Nawiazanie do tradycji
Wyjątkowo gwarno i wesoło było, kiedy na zaproszenie Agnieszki i Remigiusza do prowadzonej przez nich restauracji “Stara Piwnica” przyszli, w większej liczbie niż zwykle, biesiadnicy. Bo i okazja była wyjątkowa BIESIADA PIWNA. Już w zaproszeniach, których było wiele, w wielu miejscach zaznaczono, że ową biesiadą rozpoczynają cykl spotkań na różne, ustalane na bieżąco, z biesiadnikami, tematy. Spotkań w zupełnie luźnej atmosferze, z czynnym cały czas bufetem. Tak, że w trakcie spotkania można jeść i pić, korzystając z usług kelnerów. Będzie też można pogwarzyć, wysłuchać informacji na ustalony wcześniej temat, pośpiewać, posłuchać dowcipów albo i samemu opowiedzieć, zadeklamować wiersz, zaśpiewać piosenkę, opowiedzieć coś ciekawego, pochwalić się swoim hobby czy dziełami swoich sprawnych, złotych rąk.
Owymi spotkaniami nawiązują do tradycji istniejącej przez stulecia kłodzkiej tawerny, w której też spotykali się ludzie nie tylko dla wypicia sławnego kłodzkiego piwa, zjedzenia lubianej potrawy, pogwarek ze znajomymi ale i dla obejrzenia spoektaklu prezentowanego przez jadących “do wód” artystów, czy wypożyczenia książki z biblioteki, która też w tej tawernie była.
O świetną atmosferę biesiady dbali gościnni gospodarze, jak i sami biesiadnicy. Trzeba przyznać, że i lokal ze starannym wystrojem do takiej biesiady wyjątkowo się nadaje. Bo jak sama nazwa wskazuje, mieści się w piwnicy i to na drugiej kondygnacji w części kłodzkich lochów, podziemi, w której wcześniej była restauracja “U Sławnika”.
Nie tylko bawiono się świetnie przy kuflach pełnych piwa, którego nie trzeba było zamawiać, bo już przyjęto zwyczaj od największych piwoszów świata - Czechów, że kiedy kelner zauważy pusty kufel przed konsumentem to bez pytania przynosi następny - pełny.

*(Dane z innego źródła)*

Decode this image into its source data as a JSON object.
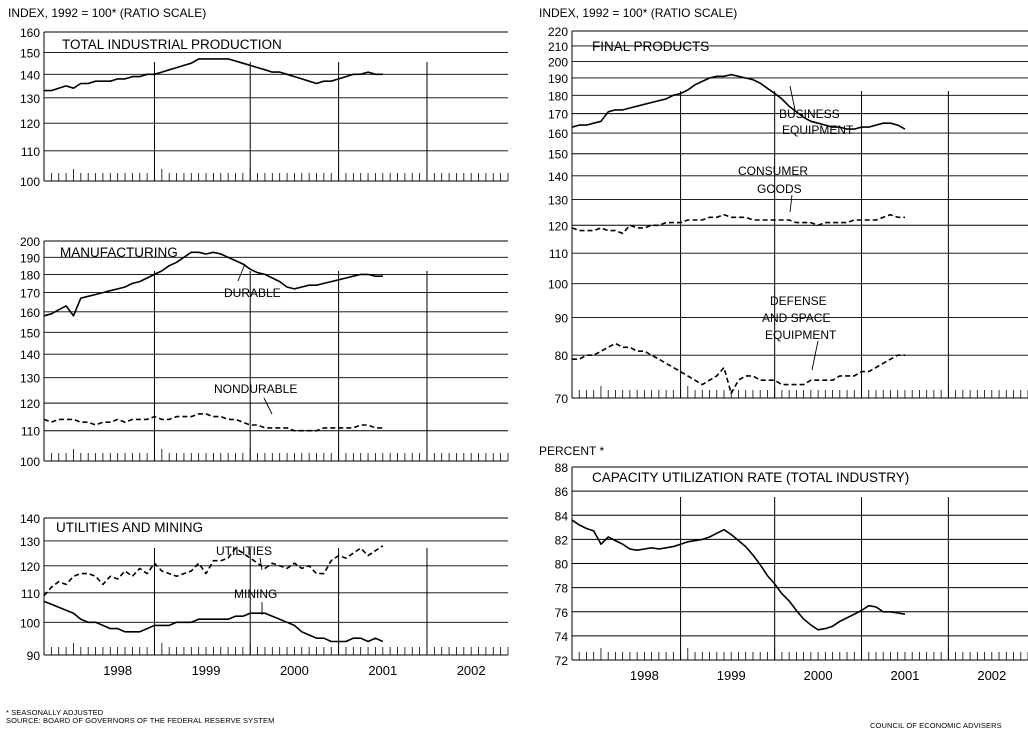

Śpiewano biesiadne piosenki, opowiadano dowcipy. I ja tam byłem, piwo piłem i też świetnie się bawiłem.
Wysłuchano gawędy o historii piwa, warzenia i picia, związanych z tym zwyczajach w różnych krajach, bogatych, piwnych tradycjach kłodzczan. Zaprezentowano Turystyczny Paszport Hrabstwa Kłodzkiego. Nawet jeden egzemplarz wręczono biesiadniczce jako nagrodę za szczególny wkład w przygotowaniu biesiady. Rozmawiano na temat zimowych wędrówek po Ziemi Kłodzkiej i czeskim pograniczu posługując się kolejną wydaną przez nich Gazetę Turystyczną Gór Orlickich w języku polskim, którą można wziąć tak jak i wspomniany paszport w biurze Informacji Turystycznej. Szczególnie, że na biesiadzie było dwóch sympatycznych, wesołych Czechów. Na koniec większość biesiadników otrzymała certyfikat piwożłopa i umówiono się na kolejne spotkanie z okazji Walentynek - 12 lutego. Uwaga! To już prawie koniec karnawału, warto przyjść. Tym bardziej warto przyjść.
A tak przy okazji to dobrze, że w lokalach, nawet goastronomicznych prowadzona jest i taka godna pochwały, działalność.
Także przy okazji wspominam: najwięksi piwosze świata - Czesi wypijają na głowę, no nie, chyba na brzuch “ziwot” mieszkańca 157 litrów piwa rocznie. Irlandczycy - 130, Niemcy - 116, Austriacy - 108, Anglicy - 96, Belgowie - 90, a my Polacy - 79. Bez komentarza.
“Kto w odpowiedniej kompanii piwo pije, długo i wesoło żyje”
“Gdzie się piwo warzy, tam się dobrze darzy”, “Gdzie się piwo leje, tam się dorze dzieje”.